Bolshevism in academia

By Prof. Raphael Israeli

Jerusalem Post, 22 Feb 2002

It is a accepted truism that our "elite" universities have been evincing growing signs of intolerance towards dissident views and analyses that do not reflect the accepted norms of "political correctness." The latter has all but disappeared in the US following the events of September 11, as 90 percent of sensible Americans have rallied behind their president in the country's time of emergency.

In Israel, which is undergoing a more testing situation than a state of emergency, academia does not appear to have internalized the dangers posed to our national existence, and it pursues its witch-hunt in the name of political correctness as if nothing had happened. Evidently, that tool of abuse and repression of free academic thinking and expression will be slow to die here, as its champions dig ever deeper into their indefensible trenches.

There is certainly an appearance of freedom of expression, but only to "our gang," while the other voices are gasping for air underneath the choking atmosphere of intimidation.

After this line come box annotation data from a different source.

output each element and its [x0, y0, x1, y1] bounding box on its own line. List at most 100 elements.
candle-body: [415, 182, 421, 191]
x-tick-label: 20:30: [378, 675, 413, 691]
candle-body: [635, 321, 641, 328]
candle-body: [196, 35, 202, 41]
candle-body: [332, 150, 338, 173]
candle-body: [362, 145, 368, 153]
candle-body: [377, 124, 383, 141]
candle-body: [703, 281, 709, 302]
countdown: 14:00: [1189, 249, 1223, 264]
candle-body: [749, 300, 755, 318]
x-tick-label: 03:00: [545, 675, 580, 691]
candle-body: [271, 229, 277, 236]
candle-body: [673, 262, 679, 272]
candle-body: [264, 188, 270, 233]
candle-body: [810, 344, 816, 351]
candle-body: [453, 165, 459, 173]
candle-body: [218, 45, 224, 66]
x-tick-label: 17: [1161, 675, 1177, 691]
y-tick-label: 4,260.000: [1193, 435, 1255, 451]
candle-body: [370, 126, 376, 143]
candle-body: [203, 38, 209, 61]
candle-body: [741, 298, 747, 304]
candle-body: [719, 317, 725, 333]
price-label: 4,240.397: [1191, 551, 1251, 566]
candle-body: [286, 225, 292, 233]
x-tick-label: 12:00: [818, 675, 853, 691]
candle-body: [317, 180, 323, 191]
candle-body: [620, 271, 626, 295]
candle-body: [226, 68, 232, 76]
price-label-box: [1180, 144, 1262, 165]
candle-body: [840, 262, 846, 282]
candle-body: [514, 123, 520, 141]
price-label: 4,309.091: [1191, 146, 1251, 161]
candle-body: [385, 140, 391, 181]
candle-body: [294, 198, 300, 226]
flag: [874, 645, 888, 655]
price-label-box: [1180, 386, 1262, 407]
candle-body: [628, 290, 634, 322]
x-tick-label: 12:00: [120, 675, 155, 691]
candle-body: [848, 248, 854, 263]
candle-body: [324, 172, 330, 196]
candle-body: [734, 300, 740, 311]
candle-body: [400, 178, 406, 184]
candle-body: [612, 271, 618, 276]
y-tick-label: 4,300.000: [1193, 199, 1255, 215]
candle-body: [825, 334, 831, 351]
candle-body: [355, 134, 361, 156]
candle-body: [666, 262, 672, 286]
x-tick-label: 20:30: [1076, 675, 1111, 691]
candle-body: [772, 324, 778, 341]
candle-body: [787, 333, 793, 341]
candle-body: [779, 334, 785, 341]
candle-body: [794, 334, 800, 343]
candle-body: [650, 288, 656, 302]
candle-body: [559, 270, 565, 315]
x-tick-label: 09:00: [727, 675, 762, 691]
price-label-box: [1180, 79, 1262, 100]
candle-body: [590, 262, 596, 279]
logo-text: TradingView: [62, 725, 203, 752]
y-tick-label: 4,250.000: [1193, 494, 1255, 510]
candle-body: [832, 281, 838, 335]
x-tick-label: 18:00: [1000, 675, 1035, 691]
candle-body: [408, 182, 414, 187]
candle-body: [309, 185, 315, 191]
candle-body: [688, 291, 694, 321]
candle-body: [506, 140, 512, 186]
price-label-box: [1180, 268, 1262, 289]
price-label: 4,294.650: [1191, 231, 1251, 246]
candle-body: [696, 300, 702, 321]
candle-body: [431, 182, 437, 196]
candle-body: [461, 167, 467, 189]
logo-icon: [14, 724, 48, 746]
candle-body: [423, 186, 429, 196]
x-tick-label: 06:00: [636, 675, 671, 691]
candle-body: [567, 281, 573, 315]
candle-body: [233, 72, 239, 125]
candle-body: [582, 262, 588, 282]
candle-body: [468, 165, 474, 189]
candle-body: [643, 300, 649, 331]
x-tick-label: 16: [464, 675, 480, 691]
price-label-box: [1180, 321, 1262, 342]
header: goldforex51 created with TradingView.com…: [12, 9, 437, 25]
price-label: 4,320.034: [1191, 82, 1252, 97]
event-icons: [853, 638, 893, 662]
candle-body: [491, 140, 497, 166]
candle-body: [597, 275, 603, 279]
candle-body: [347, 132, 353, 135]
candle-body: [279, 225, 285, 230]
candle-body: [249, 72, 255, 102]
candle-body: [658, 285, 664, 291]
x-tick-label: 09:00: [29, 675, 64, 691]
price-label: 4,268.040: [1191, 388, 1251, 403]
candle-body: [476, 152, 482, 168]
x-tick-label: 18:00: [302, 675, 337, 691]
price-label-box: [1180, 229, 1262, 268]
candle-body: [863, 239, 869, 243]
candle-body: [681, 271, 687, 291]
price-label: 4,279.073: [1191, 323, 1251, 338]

A profusion of seminars, study days, colloquia and conferences are held weekly at all "elite" institutions of higher learning, where different views, analyses and insights are supposed to be aired, examined, discussed and debated. But as a rule, the right of expression and presentation is reserved for those who toe the line. Naturally, all this is done "properly" under the argument of "scholarly merit," whereby established professors with internationally-recognized credits and lists of publications who happen to hold the "incorrect" views, are often shoved aside with ill-concealed arrogance, in favor of precocious young scholars without any credit, but with the "correct" views.

The organizers duly proclaim the cliches of "excellence," "freedom of expression," "academic debate" and "matter-of-fact" discussion, in order to stifle the different and the dissident. For example, countless debates are held on the Oslo Accords, the Arabs of Israel, fundamentalist Islam, Arab attitudes to Israel, the Israeli-Palestinian dispute and the like, where Arabs and academics who toe the line or are afraid for the future of their careers, are invited to speak, with most of them repeating ad nauseam the same positions that favor the Arabs and are critical of Israel.

These fateful matters are discussed with seeming academic equanimity and detachment, before a puzzled general audience which is eager to hear some words of wisdom from academics, but is often frustrated by the uniformity of the message and the lack of any diversity of opinion and analysis, and embarrassed to challenge the "wise" in the open.

Evidently, no one can or should dispose of these prevailing opinions, but other views are as valid and no less deserving of fair hearing and debate.

We are not talking, of course, of gut-feelings but of systematic research, ironically funded by the same institutions that refuse to listen to its findings. The impression is that the organizers wish to hide something and are understandably reluctant to expose themselves to theses that may destroy theirs. This is the kind of intellectual hypocrisy and terrorism that runs across the universities that we otherwise could be proud of.

For example, if a researcher shows, after years of investigation and writing, that anti-Semitism and blood libel, or denial of the Holocaust and such abominations are rampant in the Arab world, centers for the study of anti- Semitism will show interest in them because of their vocation to study anti-Semitism.

But no university center of Arab or Muslim research would tackle this "politically incorrect" issue, discuss it or convene symposia around it, because correctness does not allow the exposure of Arab or Islamic evil, even after the Americans, the fathers of political correctness and intellectual terror, have changed their minds and exposed that evil in the wake of the September 11 disaster.

This phenomenon of Bolshevism in our academia should impel the education minister to investigate the unbearable currents that are stifling academic freedom in our publicly funded institutions of higher learning. Because it is precisely those who demand the right to dominate the Council of Higher Education for the sake of maintaining excellence, who also repress academic freedom and support political correctness which is inimical to excellence.

It is they who prevent the venting in the open of research that is paid for by public funds, and arrogantly, if incorrectly, defend the "freedom of expression," almost exclusively, of positions that undermine that same public, and often sanctify its enemies.